The right set-up for your bike is important for all cyclists. Whether you're a casual rider or a top-class athlete, there are many aspects to consider to ensure an efficient and comfortable ride.
Most bike shops will only adjust your bike to suit your current body position, but they will not take in to consideration the adaptability of the human body. At Physioimpulse we consider the biomechanical limitations your body may present as well as the measurements of your bike, establishing an optimal balance between the two in order to ensure a maximally efficient, pain free and sustainable ride (Dinsdale and Dinsdale, 2011).

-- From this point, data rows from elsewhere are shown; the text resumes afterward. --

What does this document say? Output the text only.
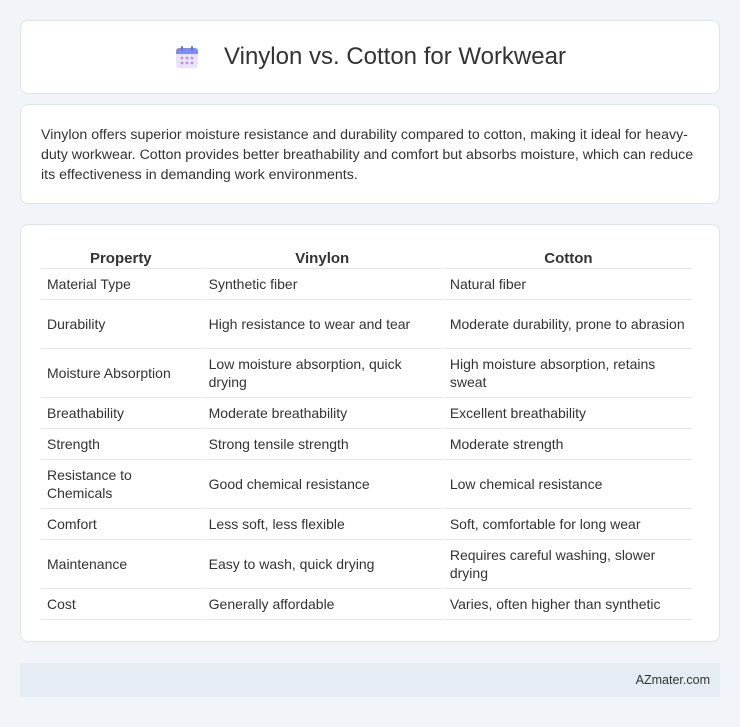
Vinylon vs. Cotton for Workwear

Vinylon offers superior moisture resistance and durability compared to cotton, making it ideal for heavy-duty workwear. Cotton provides better breathability and comfort but absorbs moisture, which can reduce its effectiveness in demanding work environments.

Property	Vinylon	Cotton
Material Type	Synthetic fiber	Natural fiber
Durability	High resistance to wear and tear	Moderate durability, prone to abrasion
Moisture Absorption	Low moisture absorption, quick drying	High moisture absorption, retains sweat
Breathability	Moderate breathability	Excellent breathability
Strength	Strong tensile strength	Moderate strength
Resistance to Chemicals	Good chemical resistance	Low chemical resistance
Comfort	Less soft, less flexible	Soft, comfortable for long wear
Maintenance	Easy to wash, quick drying	Requires careful washing, slower drying
Cost	Generally affordable	Varies, often higher than synthetic
AZmater.com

What common limitations could I have?
Leg length discrepancy -
Studies have shown up to 70% of the population presents with some form of leg length discrepancy, whether its bony or soft-tissue related (Hanada et al. 2001; Kaufman et al. 1996). For many people, this can be a cause of lower back, knee or foot pain and is often overlooked in cycling. If significant, we can often resolve such imbalances through the use of cleat wedges or orthotics, or by addressing related mechanical problems (Dinsdale and Williams, 2010).
Thoracic spine immobility -
In order to sustain a good riding posture, in addition to flexibility, a cyclist requires an adequate amount of spinal mobility (McHardy et al., 2006; Schulz and Gordon, 2010). If your upper back is particularly stiff and rounded, you may struggle to adopt more aerodynamic and comfortable positions from your seat to handlebars. Through manual therapy and a bespoke home exercise programme, we can help to reduce limitations of your spinal movement.
Torso-to-leg ratio -
People come in all different shapes and sizes. This can also effect the set up of your bike position. For example, those with long legs but a short torso may find adopting a dominant riding position more difficult if they can reach the pedals with no problem but not the handle bars. By addressing your flexibility and bike set up, we can provide an optimal balance to match your body type.
Muscular tightness -
Tight muscles are the most common form of functional limitation that can reduce the power of your ride but can also lead to pain. Tightness surrounding the hips can also externally rotate your lower limbs, which can lead to mal-tracking of your knees whilst pedalling and potentially cause knee and ankle pain if not appropriately accounted for. Through manual therapy, and a tailored home exercise programme, we can help to increased your overall flexibility, comfort and power output on your bike (Peveler, 2008).
Arthritis / spinal degeneration -
Many people can source their pain to arthritic or degenerative changes around their joints or spine, particularly as their age increases. Through careful adaptation of the forces applied to specific joints, we can reduce stress on key areas of the body which may normally feel additional strain, whilst also maintaining the power of your ride.